Google: We Prioritize the End User Over the Advertiser, Unless We’re the Advertiser
“People wouldn’t like [ads on the homepage]. We prioritize the end user over the advertiser.”
How’s this for product placement? Google is promoting its new Nexus One “superphone” from the front pages of two of its most highly trafficked properties: Google.com and YouTube.
Surf over to the former and you’ll find a short plug for the Nexus One right beneath the query field on the company’s otherwise spartan search page.

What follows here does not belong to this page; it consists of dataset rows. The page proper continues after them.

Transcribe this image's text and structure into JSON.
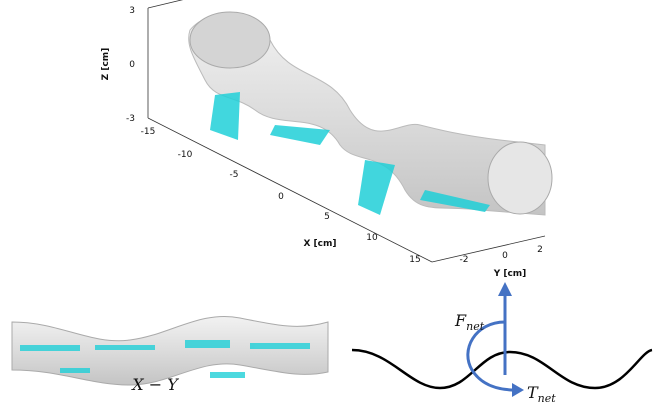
{
  "axes": {
    "z": {
      "label": "Z [cm]",
      "ticks": [
        "3",
        "0",
        "-3"
      ]
    },
    "x": {
      "label": "X [cm]",
      "ticks": [
        "-15",
        "-10",
        "-5",
        "0",
        "5",
        "10",
        "15"
      ]
    },
    "y": {
      "label": "Y [cm]",
      "ticks": [
        "-2",
        "0",
        "2"
      ]
    }
  },
  "labels": {
    "projection": "X − Y",
    "force": {
      "symbol": "F",
      "subscript": "net"
    },
    "torque": {
      "symbol": "T",
      "subscript": "net"
    }
  }
}
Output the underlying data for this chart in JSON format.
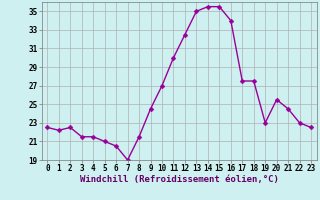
{
  "x": [
    0,
    1,
    2,
    3,
    4,
    5,
    6,
    7,
    8,
    9,
    10,
    11,
    12,
    13,
    14,
    15,
    16,
    17,
    18,
    19,
    20,
    21,
    22,
    23
  ],
  "y": [
    22.5,
    22.2,
    22.5,
    21.5,
    21.5,
    21.0,
    20.5,
    19.0,
    21.5,
    24.5,
    27.0,
    30.0,
    32.5,
    35.0,
    35.5,
    35.5,
    34.0,
    27.5,
    27.5,
    23.0,
    25.5,
    24.5,
    23.0,
    22.5
  ],
  "line_color": "#990099",
  "marker": "D",
  "marker_size": 2.5,
  "linewidth": 1.0,
  "bg_color": "#cff0f0",
  "grid_color": "#b0b0b0",
  "xlabel": "Windchill (Refroidissement éolien,°C)",
  "ylim": [
    19,
    36
  ],
  "yticks": [
    19,
    21,
    23,
    25,
    27,
    29,
    31,
    33,
    35
  ],
  "xticks": [
    0,
    1,
    2,
    3,
    4,
    5,
    6,
    7,
    8,
    9,
    10,
    11,
    12,
    13,
    14,
    15,
    16,
    17,
    18,
    19,
    20,
    21,
    22,
    23
  ],
  "tick_label_size": 5.5,
  "xlabel_size": 6.5
}
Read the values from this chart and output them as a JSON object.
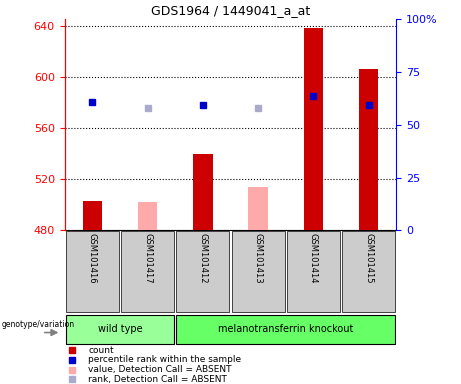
{
  "title": "GDS1964 / 1449041_a_at",
  "samples": [
    "GSM101416",
    "GSM101417",
    "GSM101412",
    "GSM101413",
    "GSM101414",
    "GSM101415"
  ],
  "count_values": [
    503,
    null,
    540,
    null,
    638,
    606
  ],
  "count_absent_values": [
    null,
    502,
    null,
    514,
    null,
    null
  ],
  "rank_values": [
    580,
    null,
    578,
    null,
    585,
    578
  ],
  "rank_absent_values": [
    null,
    576,
    null,
    576,
    null,
    null
  ],
  "ylim": [
    480,
    645
  ],
  "yticks": [
    480,
    520,
    560,
    600,
    640
  ],
  "right_yticks": [
    0,
    25,
    50,
    75,
    100
  ],
  "bar_width": 0.35,
  "count_color": "#cc0000",
  "count_absent_color": "#ffaaaa",
  "rank_color": "#0000cc",
  "rank_absent_color": "#aaaacc",
  "group_wt_color": "#99ff99",
  "group_mt_color": "#66ff66",
  "bg_color": "#cccccc",
  "plot_bg": "#ffffff",
  "legend_items": [
    {
      "label": "count",
      "color": "#cc0000"
    },
    {
      "label": "percentile rank within the sample",
      "color": "#0000cc"
    },
    {
      "label": "value, Detection Call = ABSENT",
      "color": "#ffaaaa"
    },
    {
      "label": "rank, Detection Call = ABSENT",
      "color": "#aaaacc"
    }
  ]
}
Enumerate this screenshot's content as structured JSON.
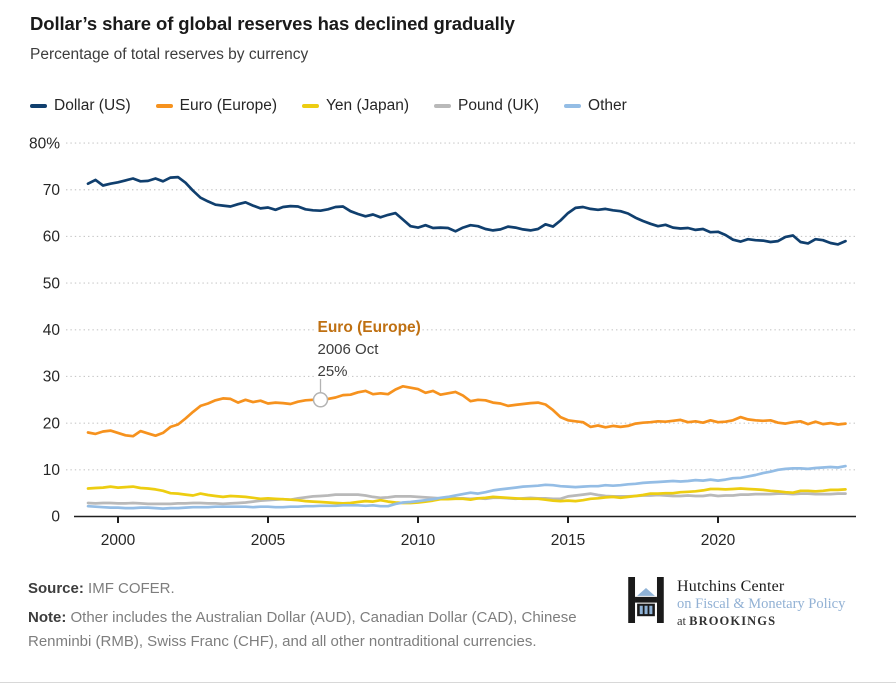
{
  "header": {
    "title": "Dollar’s share of global reserves has declined gradually",
    "subtitle": "Percentage of total reserves by currency"
  },
  "legend": [
    {
      "label": "Dollar (US)",
      "color": "#103F6E"
    },
    {
      "label": "Euro (Europe)",
      "color": "#F6921E"
    },
    {
      "label": "Yen (Japan)",
      "color": "#EDCD11"
    },
    {
      "label": "Pound (UK)",
      "color": "#B9B9B9"
    },
    {
      "label": "Other",
      "color": "#94BDE5"
    }
  ],
  "chart_data": {
    "type": "line",
    "title": "Dollar’s share of global reserves has declined gradually",
    "subtitle": "Percentage of total reserves by currency",
    "x_unit": "year, quarterly points",
    "x_start_year": 1999,
    "x_step_years": 0.25,
    "xlim": [
      1999,
      2024.5
    ],
    "ylim": [
      0,
      80
    ],
    "grid": "horizontal dotted lines at 10..80",
    "legend_position": "top",
    "x_ticks": [
      2000,
      2005,
      2010,
      2015,
      2020
    ],
    "y_ticks": [
      0,
      10,
      20,
      30,
      40,
      50,
      60,
      70,
      80
    ],
    "y_tick_labels": [
      "0",
      "10",
      "20",
      "30",
      "40",
      "50",
      "60",
      "70",
      "80%"
    ],
    "series": [
      {
        "name": "Dollar (US)",
        "color": "#103F6E",
        "values": [
          71.3,
          72.1,
          70.9,
          71.3,
          71.6,
          72.0,
          72.4,
          71.8,
          71.9,
          72.4,
          71.8,
          72.6,
          72.7,
          71.5,
          69.8,
          68.3,
          67.5,
          66.8,
          66.6,
          66.4,
          66.9,
          67.3,
          66.6,
          66.0,
          66.2,
          65.7,
          66.3,
          66.5,
          66.4,
          65.8,
          65.6,
          65.5,
          65.8,
          66.3,
          66.4,
          65.4,
          64.8,
          64.3,
          64.7,
          64.1,
          64.6,
          65.0,
          63.6,
          62.2,
          61.9,
          62.4,
          61.8,
          61.9,
          61.8,
          61.1,
          61.9,
          62.4,
          62.2,
          61.6,
          61.3,
          61.5,
          62.1,
          61.9,
          61.5,
          61.3,
          61.6,
          62.6,
          62.1,
          63.4,
          65.0,
          66.1,
          66.3,
          65.9,
          65.7,
          65.9,
          65.6,
          65.4,
          64.9,
          64.0,
          63.3,
          62.7,
          62.2,
          62.5,
          61.9,
          61.7,
          61.8,
          61.4,
          61.6,
          60.9,
          61.0,
          60.3,
          59.3,
          58.9,
          59.4,
          59.2,
          59.1,
          58.8,
          59.0,
          59.9,
          60.2,
          58.8,
          58.5,
          59.4,
          59.2,
          58.6,
          58.3,
          59.0
        ]
      },
      {
        "name": "Euro (Europe)",
        "color": "#F6921E",
        "values": [
          18.0,
          17.7,
          18.2,
          18.4,
          17.9,
          17.4,
          17.2,
          18.3,
          17.8,
          17.3,
          17.9,
          19.2,
          19.7,
          21.0,
          22.4,
          23.7,
          24.2,
          24.9,
          25.3,
          25.2,
          24.4,
          25.0,
          24.5,
          24.8,
          24.2,
          24.4,
          24.3,
          24.1,
          24.6,
          24.9,
          25.0,
          25.1,
          25.2,
          25.5,
          26.0,
          26.1,
          26.6,
          26.9,
          26.2,
          26.4,
          26.2,
          27.2,
          27.9,
          27.6,
          27.3,
          26.5,
          26.9,
          26.1,
          26.4,
          26.7,
          25.9,
          24.7,
          25.0,
          24.9,
          24.4,
          24.2,
          23.7,
          23.9,
          24.1,
          24.3,
          24.4,
          24.0,
          22.8,
          21.3,
          20.6,
          20.4,
          20.2,
          19.2,
          19.5,
          19.1,
          19.4,
          19.2,
          19.4,
          19.9,
          20.1,
          20.2,
          20.4,
          20.3,
          20.5,
          20.7,
          20.2,
          20.4,
          20.1,
          20.6,
          20.2,
          20.3,
          20.6,
          21.3,
          20.8,
          20.6,
          20.5,
          20.6,
          20.1,
          19.9,
          20.2,
          20.4,
          19.8,
          20.3,
          19.8,
          20.0,
          19.7,
          19.9
        ]
      },
      {
        "name": "Yen (Japan)",
        "color": "#EDCD11",
        "values": [
          6.0,
          6.1,
          6.2,
          6.4,
          6.2,
          6.3,
          6.4,
          6.1,
          6.0,
          5.8,
          5.5,
          5.0,
          4.9,
          4.7,
          4.5,
          4.9,
          4.6,
          4.4,
          4.2,
          4.4,
          4.3,
          4.2,
          4.0,
          3.8,
          3.9,
          3.8,
          3.7,
          3.6,
          3.5,
          3.3,
          3.2,
          3.1,
          3.0,
          2.9,
          2.8,
          2.9,
          3.1,
          3.3,
          3.2,
          3.5,
          3.2,
          3.0,
          2.9,
          2.9,
          3.0,
          3.2,
          3.4,
          3.7,
          3.7,
          3.8,
          3.8,
          3.6,
          3.9,
          4.0,
          4.2,
          4.1,
          4.0,
          3.9,
          3.8,
          3.8,
          3.8,
          3.6,
          3.4,
          3.3,
          3.4,
          3.3,
          3.5,
          3.8,
          3.9,
          4.1,
          4.2,
          4.0,
          4.2,
          4.4,
          4.6,
          4.9,
          4.9,
          5.0,
          5.0,
          5.2,
          5.3,
          5.4,
          5.6,
          5.9,
          5.9,
          5.8,
          5.9,
          6.0,
          5.9,
          5.8,
          5.7,
          5.5,
          5.4,
          5.2,
          5.1,
          5.5,
          5.5,
          5.4,
          5.5,
          5.7,
          5.7,
          5.8
        ]
      },
      {
        "name": "Pound (UK)",
        "color": "#B9B9B9",
        "values": [
          2.9,
          2.8,
          2.9,
          2.9,
          2.8,
          2.8,
          2.9,
          2.8,
          2.7,
          2.7,
          2.7,
          2.7,
          2.8,
          2.8,
          2.9,
          2.9,
          2.8,
          2.8,
          2.7,
          2.8,
          2.9,
          3.0,
          3.2,
          3.4,
          3.5,
          3.6,
          3.7,
          3.6,
          3.9,
          4.1,
          4.3,
          4.4,
          4.5,
          4.7,
          4.7,
          4.7,
          4.7,
          4.5,
          4.2,
          4.0,
          4.1,
          4.3,
          4.3,
          4.3,
          4.2,
          4.1,
          4.0,
          3.9,
          4.0,
          3.9,
          3.9,
          3.8,
          3.9,
          3.8,
          4.0,
          4.0,
          3.9,
          3.8,
          3.9,
          4.0,
          3.9,
          3.9,
          3.8,
          3.8,
          4.3,
          4.5,
          4.7,
          4.9,
          4.6,
          4.4,
          4.3,
          4.3,
          4.3,
          4.4,
          4.5,
          4.5,
          4.6,
          4.5,
          4.4,
          4.4,
          4.5,
          4.4,
          4.4,
          4.6,
          4.4,
          4.5,
          4.5,
          4.7,
          4.7,
          4.8,
          4.8,
          4.8,
          4.9,
          4.9,
          4.8,
          4.9,
          4.9,
          4.8,
          4.8,
          4.8,
          4.9,
          4.9
        ]
      },
      {
        "name": "Other",
        "color": "#94BDE5",
        "values": [
          2.2,
          2.1,
          2.0,
          1.9,
          1.9,
          1.8,
          1.8,
          1.9,
          1.9,
          1.8,
          1.7,
          1.8,
          1.8,
          1.9,
          2.0,
          2.0,
          2.0,
          2.1,
          2.1,
          2.1,
          2.1,
          2.1,
          2.0,
          2.1,
          2.1,
          2.0,
          2.0,
          2.1,
          2.1,
          2.2,
          2.2,
          2.3,
          2.3,
          2.3,
          2.4,
          2.4,
          2.4,
          2.3,
          2.4,
          2.2,
          2.2,
          2.7,
          3.0,
          3.1,
          3.3,
          3.5,
          3.7,
          4.0,
          4.2,
          4.5,
          4.8,
          5.1,
          4.9,
          5.2,
          5.6,
          5.8,
          6.0,
          6.2,
          6.4,
          6.5,
          6.6,
          6.8,
          6.7,
          6.5,
          6.4,
          6.3,
          6.4,
          6.5,
          6.5,
          6.7,
          6.6,
          6.7,
          6.9,
          7.0,
          7.2,
          7.3,
          7.4,
          7.5,
          7.6,
          7.5,
          7.6,
          7.8,
          7.7,
          7.9,
          7.7,
          7.9,
          8.2,
          8.3,
          8.6,
          8.9,
          9.3,
          9.6,
          10.0,
          10.2,
          10.3,
          10.3,
          10.2,
          10.4,
          10.5,
          10.6,
          10.5,
          10.8
        ]
      }
    ],
    "annotation": {
      "title": "Euro (Europe)",
      "date_label": "2006 Oct",
      "value_label": "25%",
      "x_year": 2006.75,
      "y_value": 25,
      "title_color": "#BF7012"
    }
  },
  "footer": {
    "source_label": "Source:",
    "source_text": " IMF COFER.",
    "note_label": "Note:",
    "note_text": " Other includes the Australian Dollar (AUD), Canadian Dollar (CAD), Chinese Renminbi (RMB), Swiss Franc (CHF), and all other nontraditional currencies.",
    "logo": {
      "line1": "Hutchins Center",
      "line2": "on Fiscal & Monetary Policy",
      "line3_prefix": "at ",
      "line3": "BROOKINGS"
    }
  }
}
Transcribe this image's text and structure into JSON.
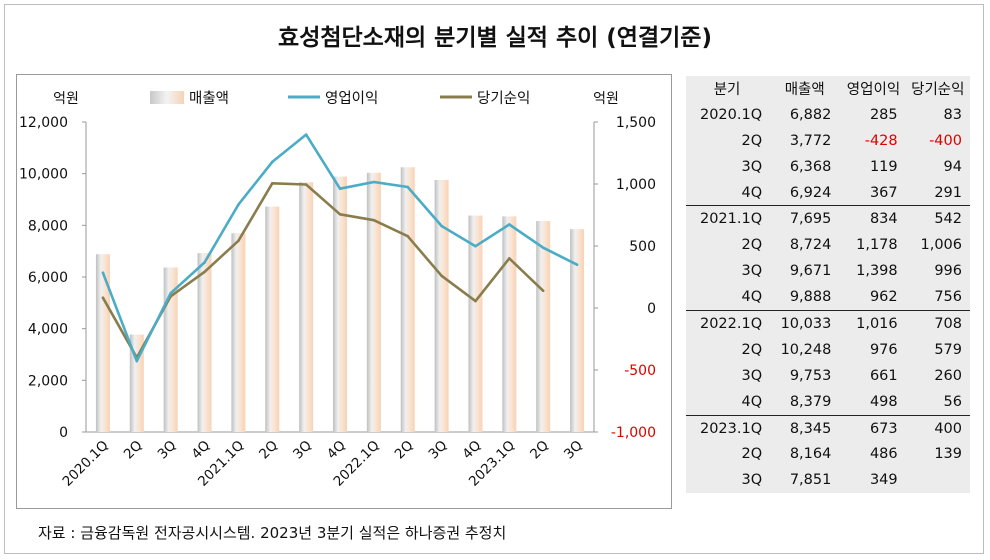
{
  "title": "효성첨단소재의 분기별 실적 추이 (연결기준)",
  "source": "자료 : 금융감독원 전자공시시스템. 2023년 3분기 실적은 하나증권 추정치",
  "colors": {
    "bar_light": "#f0f0f0",
    "bar_peach": "#f7d2b6",
    "op_line": "#4bacc6",
    "net_line": "#8a7d4d",
    "negative": "#e00000"
  },
  "chart_data": {
    "type": "bar+line",
    "categories": [
      "2020.1Q",
      "2Q",
      "3Q",
      "4Q",
      "2021.1Q",
      "2Q",
      "3Q",
      "4Q",
      "2022.1Q",
      "2Q",
      "3Q",
      "4Q",
      "2023.1Q",
      "2Q",
      "3Q"
    ],
    "left_axis": {
      "label": "억원",
      "ylim": [
        0,
        12000
      ],
      "ticks": [
        "0",
        "2,000",
        "4,000",
        "6,000",
        "8,000",
        "10,000",
        "12,000"
      ]
    },
    "right_axis": {
      "label": "억원",
      "ylim": [
        -1000,
        1500
      ],
      "ticks": [
        "-1,000",
        "-500",
        "0",
        "500",
        "1,000",
        "1,500"
      ]
    },
    "legend_position": "top",
    "grid": false,
    "series": [
      {
        "name": "매출액",
        "type": "bar",
        "axis": "left",
        "values": [
          6882,
          3772,
          6368,
          6924,
          7695,
          8724,
          9671,
          9888,
          10033,
          10248,
          9753,
          8379,
          8345,
          8164,
          7851
        ]
      },
      {
        "name": "영업이익",
        "type": "line",
        "axis": "right",
        "values": [
          285,
          -428,
          119,
          367,
          834,
          1178,
          1398,
          962,
          1016,
          976,
          661,
          498,
          673,
          486,
          349
        ]
      },
      {
        "name": "당기순익",
        "type": "line",
        "axis": "right",
        "values": [
          83,
          -400,
          94,
          291,
          542,
          1006,
          996,
          756,
          708,
          579,
          260,
          56,
          400,
          139,
          null
        ]
      }
    ]
  },
  "table": {
    "headers": [
      "분기",
      "매출액",
      "영업이익",
      "당기순익"
    ],
    "rows": [
      {
        "q": "2020.1Q",
        "sales": "6,882",
        "op": "285",
        "net": "83"
      },
      {
        "q": "2Q",
        "sales": "3,772",
        "op": "-428",
        "net": "-400"
      },
      {
        "q": "3Q",
        "sales": "6,368",
        "op": "119",
        "net": "94"
      },
      {
        "q": "4Q",
        "sales": "6,924",
        "op": "367",
        "net": "291"
      },
      {
        "q": "2021.1Q",
        "sales": "7,695",
        "op": "834",
        "net": "542"
      },
      {
        "q": "2Q",
        "sales": "8,724",
        "op": "1,178",
        "net": "1,006"
      },
      {
        "q": "3Q",
        "sales": "9,671",
        "op": "1,398",
        "net": "996"
      },
      {
        "q": "4Q",
        "sales": "9,888",
        "op": "962",
        "net": "756"
      },
      {
        "q": "2022.1Q",
        "sales": "10,033",
        "op": "1,016",
        "net": "708"
      },
      {
        "q": "2Q",
        "sales": "10,248",
        "op": "976",
        "net": "579"
      },
      {
        "q": "3Q",
        "sales": "9,753",
        "op": "661",
        "net": "260"
      },
      {
        "q": "4Q",
        "sales": "8,379",
        "op": "498",
        "net": "56"
      },
      {
        "q": "2023.1Q",
        "sales": "8,345",
        "op": "673",
        "net": "400"
      },
      {
        "q": "2Q",
        "sales": "8,164",
        "op": "486",
        "net": "139"
      },
      {
        "q": "3Q",
        "sales": "7,851",
        "op": "349",
        "net": ""
      }
    ]
  }
}
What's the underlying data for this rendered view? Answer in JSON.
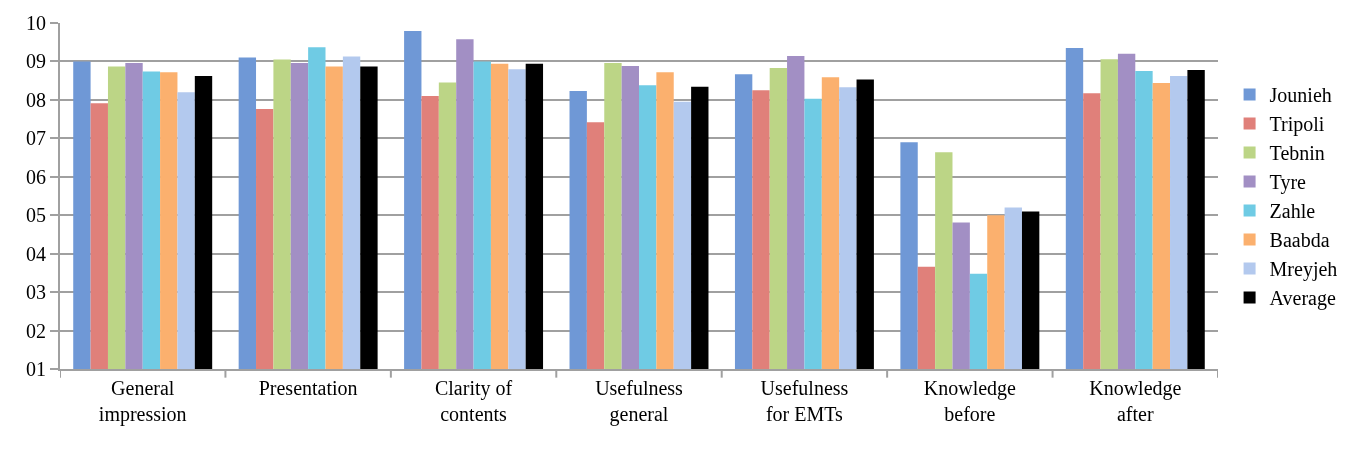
{
  "chart_data": {
    "type": "bar",
    "categories": [
      "General impression",
      "Presentation",
      "Clarity of contents",
      "Usefulness general",
      "Usefulness for EMTs",
      "Knowledge before",
      "Knowledge after"
    ],
    "series": [
      {
        "name": "Jounieh",
        "color": "#6f98d6",
        "values": [
          9.0,
          9.1,
          9.79,
          8.23,
          8.67,
          6.9,
          9.35
        ]
      },
      {
        "name": "Tripoli",
        "color": "#e0807a",
        "values": [
          7.91,
          7.76,
          8.1,
          7.42,
          8.25,
          3.66,
          8.17
        ]
      },
      {
        "name": "Tebnin",
        "color": "#bcd586",
        "values": [
          8.87,
          9.05,
          8.45,
          8.96,
          8.83,
          6.64,
          9.06
        ]
      },
      {
        "name": "Tyre",
        "color": "#a28fc4",
        "values": [
          8.96,
          8.96,
          9.58,
          8.88,
          9.14,
          4.81,
          9.2
        ]
      },
      {
        "name": "Zahle",
        "color": "#6fcbe4",
        "values": [
          8.74,
          9.37,
          9.0,
          8.38,
          8.03,
          3.48,
          8.75
        ]
      },
      {
        "name": "Baabda",
        "color": "#fbb06e",
        "values": [
          8.72,
          8.87,
          8.94,
          8.72,
          8.59,
          5.0,
          8.44
        ]
      },
      {
        "name": "Mreyjeh",
        "color": "#b3c9ee",
        "values": [
          8.2,
          9.13,
          8.8,
          7.95,
          8.33,
          5.2,
          8.62
        ]
      },
      {
        "name": "Average",
        "color": "#000000",
        "values": [
          8.62,
          8.87,
          8.94,
          8.34,
          8.53,
          5.1,
          8.78
        ]
      }
    ],
    "ylim": [
      1,
      10
    ],
    "yticks": [
      {
        "value": 1,
        "label": "01"
      },
      {
        "value": 2,
        "label": "02"
      },
      {
        "value": 3,
        "label": "03"
      },
      {
        "value": 4,
        "label": "04"
      },
      {
        "value": 5,
        "label": "05"
      },
      {
        "value": 6,
        "label": "06"
      },
      {
        "value": 7,
        "label": "07"
      },
      {
        "value": 8,
        "label": "08"
      },
      {
        "value": 9,
        "label": "09"
      },
      10
    ],
    "grid": "y",
    "legend": "right"
  }
}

Point your browser at the latter and you’ll find a tile pitching an entire YouTube channel dedicated to the device, complete with demos and, of course, a direct link to the Google-hosted Web store through which it can be purchased (see below; click on image to enlarge).
Together, these sites reach hundreds of millions of visitors a month, so this is not an insubstantial promotion, and it’s sure to generate a fair bit of buzz for the Nexus One, which won’t be sold in stores.
This isn’t the first time Google (GOOG) has promoted a consumer electronics device from its homepage–the search giant featured Droid there last November and T-Mobile’s G1 in October 2008.
As I have noted here before, it’s interesting to see Google leveraging search–a product in which it enjoys a de facto monopoly–to promote a second product that isn’t yet dominant (Android).